One study in the Epilepsy & Behavior in 2005 was conducted on female rats, showed that low-carb and keto diets lower the steroid hormones, such as testosterone and progesterone, in the blood.
Another study showed that in low-carb diets testosterone levels were significantly reduced and the cortisol (stress hormone) levels were elevated in highly trained athletes.
3. IGF-1: is the muscle growth hormone. A study showed that IGF-1 levels were reduced during fasting and cutting carbohydrates.
However, you don’t necessarily have to fast. The ketogenic diet can have a similar effect.
Impact of Keto Diet On Training And Recovery.
In order to increase your muscle mass, you have to train with high volume and frequency. Eating adequate amounts of carbohydrates ensures a fast supply of glucose to the body for energy, endurance, and strength.
During ketosis, the ketones will serve as the major energy source. However, ketones are, by nature, used for primary organ functions. The body does not prioritize spending all this ketone energy on high volume weight training.

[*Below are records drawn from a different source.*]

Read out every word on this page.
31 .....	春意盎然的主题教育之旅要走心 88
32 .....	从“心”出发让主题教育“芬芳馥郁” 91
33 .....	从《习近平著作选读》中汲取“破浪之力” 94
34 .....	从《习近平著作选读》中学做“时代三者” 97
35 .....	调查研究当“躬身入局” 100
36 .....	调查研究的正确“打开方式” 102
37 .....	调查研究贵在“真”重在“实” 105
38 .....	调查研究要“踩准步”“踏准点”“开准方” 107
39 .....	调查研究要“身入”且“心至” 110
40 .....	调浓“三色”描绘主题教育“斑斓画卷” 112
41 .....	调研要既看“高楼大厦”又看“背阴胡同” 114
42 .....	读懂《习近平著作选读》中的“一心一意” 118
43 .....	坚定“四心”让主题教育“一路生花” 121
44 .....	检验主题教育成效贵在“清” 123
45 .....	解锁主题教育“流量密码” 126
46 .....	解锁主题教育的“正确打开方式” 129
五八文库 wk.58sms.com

In addition, weight training damages muscle tissues. You need to replenish those tissues by eating enough protein. Keto diet restricts protein consumption by design and increasing the protein will likely reduce the ketone bodies. You will feel sore and your recovery will take a big hit.
In the long run, you will end up not recovering and replacing the damaged muscle tissues at the desired rate. You will lose muscle!
It is very unlikely you will build muscle mass on a keto diet. Yes, it is a great diet to follow if you want to lose weight for the short term only. But to gain muscle you have to incorporate a sufficient amount of carbohydrates and protein in your diet.
Carbohydrates will enhance your anabolic hormone secretion that will help build muscle. These hormones include insulin, testosterone, and IGF-1.
Moreover, muscle tissues are made of glycogen, which is stored glucose that comes from carbohydrates. Glycogen helps the absorption of water and nutrients in the muscle cells and accelerates amino acid build up in the tissues.
Finally, carbohydrates will enhance your training volume which is necessary to build muscle. They, along with protein, reduce the recovery time which will help you increase the training frequency; another important muscle building factor.